Memory devices are typically provided as internal, semiconductor, integrated circuits and/or external removable devices in computers or other electronic devices. There are many different types of memory including random-access memory (RAM), read only memory (ROM), dynamic random access memory (DRAM), synchronous dynamic random access memory (SDRAM), phase change random access memory (PCRAM), and/or flash memory, among others.
Flash memory devices can be utilized as non-volatile memory for a wide range of electronic applications. Flash memory devices typically use a one-transistor memory cell that allows for high memory densities, high reliability, and/or low power consumption. Uses for flash memory include memory for solid state drives (SSDs), automotive applications, aeronautic applications, surveillance applications, personal computers, personal digital assistants (PDAs), digital cameras, cellular telephones, portable music players, e.g., MP3 players, and/or movie players, among other electronic devices.

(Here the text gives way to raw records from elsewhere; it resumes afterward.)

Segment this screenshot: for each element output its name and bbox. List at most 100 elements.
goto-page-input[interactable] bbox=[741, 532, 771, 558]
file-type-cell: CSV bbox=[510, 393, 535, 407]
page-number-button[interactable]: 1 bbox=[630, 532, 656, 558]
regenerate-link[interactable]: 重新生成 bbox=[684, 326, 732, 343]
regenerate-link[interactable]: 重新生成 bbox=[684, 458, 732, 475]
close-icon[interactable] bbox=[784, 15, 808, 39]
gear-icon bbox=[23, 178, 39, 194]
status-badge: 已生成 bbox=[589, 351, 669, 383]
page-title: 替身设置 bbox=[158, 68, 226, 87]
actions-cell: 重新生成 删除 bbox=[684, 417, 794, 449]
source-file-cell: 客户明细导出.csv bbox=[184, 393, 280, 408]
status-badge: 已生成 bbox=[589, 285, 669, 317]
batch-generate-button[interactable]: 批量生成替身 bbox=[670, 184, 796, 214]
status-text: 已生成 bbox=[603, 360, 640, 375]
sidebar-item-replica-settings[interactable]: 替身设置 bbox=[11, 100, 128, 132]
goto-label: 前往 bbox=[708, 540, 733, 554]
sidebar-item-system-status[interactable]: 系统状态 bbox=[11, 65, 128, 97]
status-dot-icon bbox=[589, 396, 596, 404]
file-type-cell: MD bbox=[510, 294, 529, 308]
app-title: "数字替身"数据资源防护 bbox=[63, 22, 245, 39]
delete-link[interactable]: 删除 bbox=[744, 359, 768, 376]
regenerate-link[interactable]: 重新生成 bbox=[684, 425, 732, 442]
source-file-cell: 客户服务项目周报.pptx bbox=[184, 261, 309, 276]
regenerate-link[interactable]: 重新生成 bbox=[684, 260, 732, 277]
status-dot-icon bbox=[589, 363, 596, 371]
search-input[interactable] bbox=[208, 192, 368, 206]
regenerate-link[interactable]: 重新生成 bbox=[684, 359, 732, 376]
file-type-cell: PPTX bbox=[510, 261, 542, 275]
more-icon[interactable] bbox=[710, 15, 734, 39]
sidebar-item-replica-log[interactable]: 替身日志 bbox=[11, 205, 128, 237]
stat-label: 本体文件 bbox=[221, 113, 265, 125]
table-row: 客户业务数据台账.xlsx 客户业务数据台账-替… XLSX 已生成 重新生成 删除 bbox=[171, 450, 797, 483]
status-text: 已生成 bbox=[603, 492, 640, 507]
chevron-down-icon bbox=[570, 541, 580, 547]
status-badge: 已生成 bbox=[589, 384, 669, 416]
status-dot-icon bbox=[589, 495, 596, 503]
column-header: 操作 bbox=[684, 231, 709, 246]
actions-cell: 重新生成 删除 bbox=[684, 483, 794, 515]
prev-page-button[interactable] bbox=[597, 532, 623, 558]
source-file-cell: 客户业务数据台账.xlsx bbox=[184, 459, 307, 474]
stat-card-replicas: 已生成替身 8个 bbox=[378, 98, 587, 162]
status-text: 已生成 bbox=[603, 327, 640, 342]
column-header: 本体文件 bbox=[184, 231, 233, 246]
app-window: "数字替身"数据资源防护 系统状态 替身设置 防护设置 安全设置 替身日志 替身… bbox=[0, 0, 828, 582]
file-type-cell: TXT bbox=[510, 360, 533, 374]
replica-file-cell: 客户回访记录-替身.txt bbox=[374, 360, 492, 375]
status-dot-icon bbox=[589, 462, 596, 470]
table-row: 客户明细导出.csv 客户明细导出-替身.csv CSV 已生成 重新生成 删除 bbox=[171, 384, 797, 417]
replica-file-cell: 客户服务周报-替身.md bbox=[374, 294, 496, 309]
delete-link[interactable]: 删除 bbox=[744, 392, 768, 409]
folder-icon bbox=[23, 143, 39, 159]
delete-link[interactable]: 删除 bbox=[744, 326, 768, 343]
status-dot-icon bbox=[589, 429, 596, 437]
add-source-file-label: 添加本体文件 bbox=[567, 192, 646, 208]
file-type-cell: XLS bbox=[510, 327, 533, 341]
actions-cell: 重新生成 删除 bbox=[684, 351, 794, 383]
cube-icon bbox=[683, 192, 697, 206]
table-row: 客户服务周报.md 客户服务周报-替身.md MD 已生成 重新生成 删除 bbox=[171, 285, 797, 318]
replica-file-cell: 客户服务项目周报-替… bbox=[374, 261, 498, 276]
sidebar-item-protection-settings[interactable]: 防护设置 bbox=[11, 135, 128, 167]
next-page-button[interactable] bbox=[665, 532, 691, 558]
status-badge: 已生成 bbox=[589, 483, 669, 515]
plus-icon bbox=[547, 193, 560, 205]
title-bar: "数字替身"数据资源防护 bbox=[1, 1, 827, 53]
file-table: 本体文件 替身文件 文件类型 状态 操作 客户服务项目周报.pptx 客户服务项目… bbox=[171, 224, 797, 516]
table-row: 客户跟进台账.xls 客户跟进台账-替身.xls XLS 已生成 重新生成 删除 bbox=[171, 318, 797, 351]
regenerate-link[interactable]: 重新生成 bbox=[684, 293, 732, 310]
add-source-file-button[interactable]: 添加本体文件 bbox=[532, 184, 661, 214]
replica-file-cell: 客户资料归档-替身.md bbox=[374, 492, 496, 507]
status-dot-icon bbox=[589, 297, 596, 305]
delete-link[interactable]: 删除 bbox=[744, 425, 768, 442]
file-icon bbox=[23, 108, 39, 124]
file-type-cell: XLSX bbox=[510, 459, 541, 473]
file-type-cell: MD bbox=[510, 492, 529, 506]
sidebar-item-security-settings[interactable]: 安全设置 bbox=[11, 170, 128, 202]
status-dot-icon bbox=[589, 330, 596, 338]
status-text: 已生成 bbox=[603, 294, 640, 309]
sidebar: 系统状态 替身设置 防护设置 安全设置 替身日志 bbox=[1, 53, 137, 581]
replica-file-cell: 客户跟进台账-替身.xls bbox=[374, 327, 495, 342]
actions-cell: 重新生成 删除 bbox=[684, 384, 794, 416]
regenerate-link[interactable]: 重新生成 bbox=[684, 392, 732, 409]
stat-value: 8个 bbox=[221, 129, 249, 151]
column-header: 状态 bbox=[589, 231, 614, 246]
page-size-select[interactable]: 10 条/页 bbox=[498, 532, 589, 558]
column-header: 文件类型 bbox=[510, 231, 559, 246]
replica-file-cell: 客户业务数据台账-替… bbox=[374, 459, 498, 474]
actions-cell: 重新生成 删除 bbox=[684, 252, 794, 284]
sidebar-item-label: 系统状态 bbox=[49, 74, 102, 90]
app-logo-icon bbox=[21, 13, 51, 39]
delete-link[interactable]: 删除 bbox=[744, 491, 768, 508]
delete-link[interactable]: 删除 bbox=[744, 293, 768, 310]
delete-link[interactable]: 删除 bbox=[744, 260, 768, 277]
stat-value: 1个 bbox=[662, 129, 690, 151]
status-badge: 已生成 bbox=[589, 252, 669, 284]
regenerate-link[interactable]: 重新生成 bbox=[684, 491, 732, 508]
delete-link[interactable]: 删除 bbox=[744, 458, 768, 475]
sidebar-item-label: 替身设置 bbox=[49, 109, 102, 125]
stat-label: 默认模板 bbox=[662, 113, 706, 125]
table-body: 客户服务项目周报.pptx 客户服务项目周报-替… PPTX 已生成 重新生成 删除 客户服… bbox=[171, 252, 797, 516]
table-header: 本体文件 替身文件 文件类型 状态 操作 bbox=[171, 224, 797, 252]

Two common types of flash memory array architectures are the “NAND” and “NOR” architectures, so called for the logical form in which the basic memory cell configuration of each is arranged. A NAND array architecture arranges its array of memory cells in a matrix such that the control gates of each memory cell in a “row” of the array are coupled to, and in some cases from, an access line, which is commonly referred to in the art as a “word line”. However, each memory cell is not directly coupled to a sense line (which is commonly referred to as a “data line” or a “bit line” in the art) by its drain. Instead, the memory cells of the array are coupled together in series, source to drain, between a common source and a sense line, where the memory cells commonly coupled to a particular sense line are commonly referred to as a “column” or a “string” in the art.
Memory cells in a NAND array architecture can be programmed to a targeted, e.g., desired, program state. For example, electric charge can be placed on or removed from a charge storage structure, e.g., a floating gate or charge trap, of a memory cell to put the memory cell into one of a number of program states. For example, a single level cell (SLC) can be programmed to one of two program states, e.g., one bit, so as to represent a binary data value, e.g., “1” or “0”, stored by the memory cell.
In a two-dimensional (2D) array of memory cells, some data storage errors may be managed by applicable error control techniques, e.g., such as redundant array of independent NAND (RAIN). However, such error control techniques may not be suitable for error control in, for instance, a 3D NAND architecture in which it is possible to have data storage errors in either tiers or pillars of memory cells.